A day later, Arafat's Fatah movement released a letter saying it would prevent attacks on civilians in Israel. However, it suggested that it would continue targeting Israelis in the West Bank and Gaza Strip.
There was some confusion surrounding the letter. Commanders of Fatah's military wing disassociated themselves from the letter, saying that violent struggle against Israel would continue. According to Fatah officials, debates over the content of the document have not ended, primarily over whether settlers should still be considered fair prey.
European involvement in the limited cease-fire efforts drew criticism. Israel's army chief told the Cabinet Tuesday that the Europeans were in effect encouraging the Palestinians to restrict their attacks, rather than halt them altogether, Army Radio reported.
The tone of Arafat's speech to legislators was not all conciliatory.

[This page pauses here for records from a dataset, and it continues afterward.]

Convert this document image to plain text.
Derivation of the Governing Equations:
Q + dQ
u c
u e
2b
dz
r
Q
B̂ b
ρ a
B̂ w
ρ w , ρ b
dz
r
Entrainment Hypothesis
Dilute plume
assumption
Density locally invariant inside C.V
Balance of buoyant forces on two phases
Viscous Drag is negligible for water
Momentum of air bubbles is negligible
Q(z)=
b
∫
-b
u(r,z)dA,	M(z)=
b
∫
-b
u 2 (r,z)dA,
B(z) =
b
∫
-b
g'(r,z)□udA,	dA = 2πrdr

He accused Israel of exploiting Palestinian terrorist attacks in order to attack Palestinians, and of using the Sept. 11 attacks to link the Palestinian Authority to terrorism.
Arafat's address was viewed as a crucial test of his standing among the Palestinian public. But the speech was not well-received internationally, and even Palestinian critics lamented that he had missed the chance to make a major policy statement. At one point, Arafat said he was prepared to step down should someone wish to give him some rest by replacing him, but commentators agreed that he appeared to be joking.
The three-day meeting of legislators was convened to vote on the new Cabinet that Arafat appointed in June. On Wednesday, Arafat's 21-member Cabinet was forced to resign to avoid being ousted by legislators in a no-confidence vote. Just moments before lawmakers were to hold the vote, Cabinet ministers submitted their resignations to Arafat. Protesting corruption and incompetence among Cabinet members, a majority of lawmakers speaking at Wednesday's session of the Palestinian legislative council in Ramallah said they would vote against Arafat's Cabinet.
Also on Wednesday, Arafat set Jan. 20 as the date for Palestinian presidential and legislative elections. The United States had sought to delay presidential elections in hopes of having the Palestinians create the office of prime minister, a move aimed at turning Arafat into a figurehead president.
On Monday, Israel began gradually lifting the three-day curfew imposed on Palestinian population centers during Rosh Hashanah. Just the same, Israeli troops remained on high alert for possible terrorist attacks.
The alert was issued as Israeli officials revealed that they had arrested three Palestinians accused of plotting to poison drinks at a Jerusalem cafe. Two confessed to their role in the plot, police said.
The third, who is the alleged ringleader, is a chef at the restaurant. He will be charged with attempted murder later this week, according to The Jerusalem Post.
On Tuesday, the Israeli daily Ha'aretz reported that another attack had been thwarted, this one by a Hamas cell that planned to carry out a double suicide bombing at the Tel Hashomer Hospital near Tel Aviv. The report was based on details from an indictment filed in an Israeli military court against Mohammed Jarrar, 20, a Hamas activist in the Jenin refugee camp.
According to the indictment, two suicide bombers planned to sneak into Israel disguised as Muslim clerics. A doctor employed by Jenin Hospital drove the two bombers, but the three turned around when they saw large numbers of soldiers at an Israeli checkpoint, according to the report. Jarrar's cell also planned to blow up a Tel Aviv skyscraper with a huge truck bomb, Ha'aretz reported.
As long as such reports continue to appear with alarming frequency, the chances for a real breakthrough on the diplomatic track remain slim.